MONTREAL — Continuous oral contraceptive regimens suppress ovulation better than do conventional 21-day regimens, according to research presented at the conjoint annual meeting of the American Society for Reproductive Medicine and the Canadian Fertility and Andrology Society.
This effect of continuous oral contraceptives (COCs) has not been previously reported, said Roger Pierson, Ph.D., explaining that COCs have been promoted primarily for their ability to eliminate cyclic bleeding and premenstrual symptoms.
“The side effect of not bleeding is much more effective contraceptive control,” said Dr. Pierson, professor of obstetrics, gynecology, and reproductive sciences at the University of Saskatchewan, Saskatoon.
In his single-center, randomized, open-label trial sponsored by the Canadian Institutes of Health Research, Dr. Pierson compared two different formulations of traditional 21-day oral contraceptive (OC) regimens with the same formulations given continuously for 28 days per cycle. Women took the pills for three cycles. Transvaginal ultrasonography was used to monitor follicular development once weekly for the first 3 weeks of the study and then every third day until the end of the third cycle.
The nine women on the 28-day regimen of 30-mcg ethinyl estradiol/150-mcg levonorgestrel and the 11 women on the 28-day regimen of 35-mcg ethinyl estradiol/250-mcg norgestimate showed less follicular development than did the women given the traditional 21-day regimens of both formulations (8 women in each group).
The women on the continuous regimen had no dominant follicles and no ovulations.

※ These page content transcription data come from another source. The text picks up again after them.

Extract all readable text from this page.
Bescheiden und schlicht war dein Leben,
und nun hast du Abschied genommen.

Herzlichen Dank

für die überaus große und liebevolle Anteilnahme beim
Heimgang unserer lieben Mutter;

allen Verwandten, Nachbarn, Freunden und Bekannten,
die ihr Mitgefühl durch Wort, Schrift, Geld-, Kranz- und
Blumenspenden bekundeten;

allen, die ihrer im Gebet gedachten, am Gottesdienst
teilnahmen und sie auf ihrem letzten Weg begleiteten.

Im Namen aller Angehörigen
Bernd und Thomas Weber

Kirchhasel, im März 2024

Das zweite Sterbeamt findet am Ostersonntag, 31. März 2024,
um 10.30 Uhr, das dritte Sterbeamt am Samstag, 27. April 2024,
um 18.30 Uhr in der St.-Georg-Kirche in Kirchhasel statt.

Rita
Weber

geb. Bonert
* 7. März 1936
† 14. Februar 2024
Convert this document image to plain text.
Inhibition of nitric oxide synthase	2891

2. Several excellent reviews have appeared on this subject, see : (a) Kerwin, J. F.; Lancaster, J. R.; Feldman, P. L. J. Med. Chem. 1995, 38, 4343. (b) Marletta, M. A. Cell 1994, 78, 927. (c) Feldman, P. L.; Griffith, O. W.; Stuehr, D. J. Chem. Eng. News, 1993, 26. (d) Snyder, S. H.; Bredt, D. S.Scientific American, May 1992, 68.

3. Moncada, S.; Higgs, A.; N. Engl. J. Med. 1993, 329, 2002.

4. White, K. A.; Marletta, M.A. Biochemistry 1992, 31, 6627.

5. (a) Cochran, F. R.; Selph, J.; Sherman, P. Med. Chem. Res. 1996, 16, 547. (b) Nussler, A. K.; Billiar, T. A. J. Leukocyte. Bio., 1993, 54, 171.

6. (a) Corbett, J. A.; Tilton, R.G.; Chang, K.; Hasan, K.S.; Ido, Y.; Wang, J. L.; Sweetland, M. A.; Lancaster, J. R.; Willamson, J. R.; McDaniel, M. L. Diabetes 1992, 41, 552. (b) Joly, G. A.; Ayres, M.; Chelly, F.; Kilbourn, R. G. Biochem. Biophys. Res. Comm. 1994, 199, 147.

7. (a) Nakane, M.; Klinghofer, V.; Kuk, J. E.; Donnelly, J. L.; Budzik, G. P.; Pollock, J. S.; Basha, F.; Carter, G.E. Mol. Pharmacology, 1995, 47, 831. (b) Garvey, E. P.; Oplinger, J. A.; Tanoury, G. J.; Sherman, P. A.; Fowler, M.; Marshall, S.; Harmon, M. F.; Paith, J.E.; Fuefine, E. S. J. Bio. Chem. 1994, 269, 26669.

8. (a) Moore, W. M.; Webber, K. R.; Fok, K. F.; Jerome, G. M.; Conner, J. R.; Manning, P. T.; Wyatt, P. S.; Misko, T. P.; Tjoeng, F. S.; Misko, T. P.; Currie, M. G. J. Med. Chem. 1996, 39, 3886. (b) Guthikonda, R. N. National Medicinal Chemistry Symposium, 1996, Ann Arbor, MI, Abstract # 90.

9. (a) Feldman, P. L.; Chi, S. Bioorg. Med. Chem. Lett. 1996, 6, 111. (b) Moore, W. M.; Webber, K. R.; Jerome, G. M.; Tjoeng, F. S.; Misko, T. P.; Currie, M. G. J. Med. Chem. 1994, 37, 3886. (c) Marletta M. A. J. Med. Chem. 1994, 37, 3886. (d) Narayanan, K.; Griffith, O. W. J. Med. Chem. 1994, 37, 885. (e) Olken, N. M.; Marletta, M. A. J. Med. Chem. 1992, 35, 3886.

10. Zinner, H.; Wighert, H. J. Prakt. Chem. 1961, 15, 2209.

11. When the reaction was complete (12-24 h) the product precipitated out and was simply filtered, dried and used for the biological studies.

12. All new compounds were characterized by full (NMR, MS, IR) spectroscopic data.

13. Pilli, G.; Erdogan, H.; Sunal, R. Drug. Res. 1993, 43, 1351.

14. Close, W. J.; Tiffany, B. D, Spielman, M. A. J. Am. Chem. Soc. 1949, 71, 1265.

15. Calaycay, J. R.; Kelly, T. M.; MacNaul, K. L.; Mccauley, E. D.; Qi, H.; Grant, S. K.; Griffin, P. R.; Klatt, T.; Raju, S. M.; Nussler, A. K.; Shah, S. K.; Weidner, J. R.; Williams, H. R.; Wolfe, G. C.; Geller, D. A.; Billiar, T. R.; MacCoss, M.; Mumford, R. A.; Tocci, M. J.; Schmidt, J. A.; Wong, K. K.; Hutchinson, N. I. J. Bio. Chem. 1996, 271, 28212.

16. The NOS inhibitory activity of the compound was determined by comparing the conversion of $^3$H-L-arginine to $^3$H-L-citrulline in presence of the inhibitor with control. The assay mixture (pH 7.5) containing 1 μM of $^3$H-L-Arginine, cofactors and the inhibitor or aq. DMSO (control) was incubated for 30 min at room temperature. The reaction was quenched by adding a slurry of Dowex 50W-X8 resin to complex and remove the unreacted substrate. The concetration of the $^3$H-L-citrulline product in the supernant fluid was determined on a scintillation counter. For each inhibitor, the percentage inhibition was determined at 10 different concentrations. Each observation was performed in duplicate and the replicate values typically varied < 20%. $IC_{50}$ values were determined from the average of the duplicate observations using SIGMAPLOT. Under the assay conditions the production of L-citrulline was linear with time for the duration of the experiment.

Together, women on the standard regimens produced a total of eight dominant follicles, two of which ovulated.
The time to return of normal ovulation during the first cycle after contraceptive discontinuation was measured in both the conventional OC and COC groups, and this was compared with historical data for ovulation after discontinuation of other forms of contraception.
Follicles developing after discontinuation of COCs took about 5 days longer to ovulate than did follicles developing after discontinuation of conventional OCs. Time to ovulation for both OC groups was longer than in natural cycles. In addition, serum estradiol 17-? at a follicular diameter of 18 mm was significantly higher after discontinuation of OCs, compared with natural cycles. Dr. Pierson said the delayed return to normal ovulation was not significant, but noted the study's short length.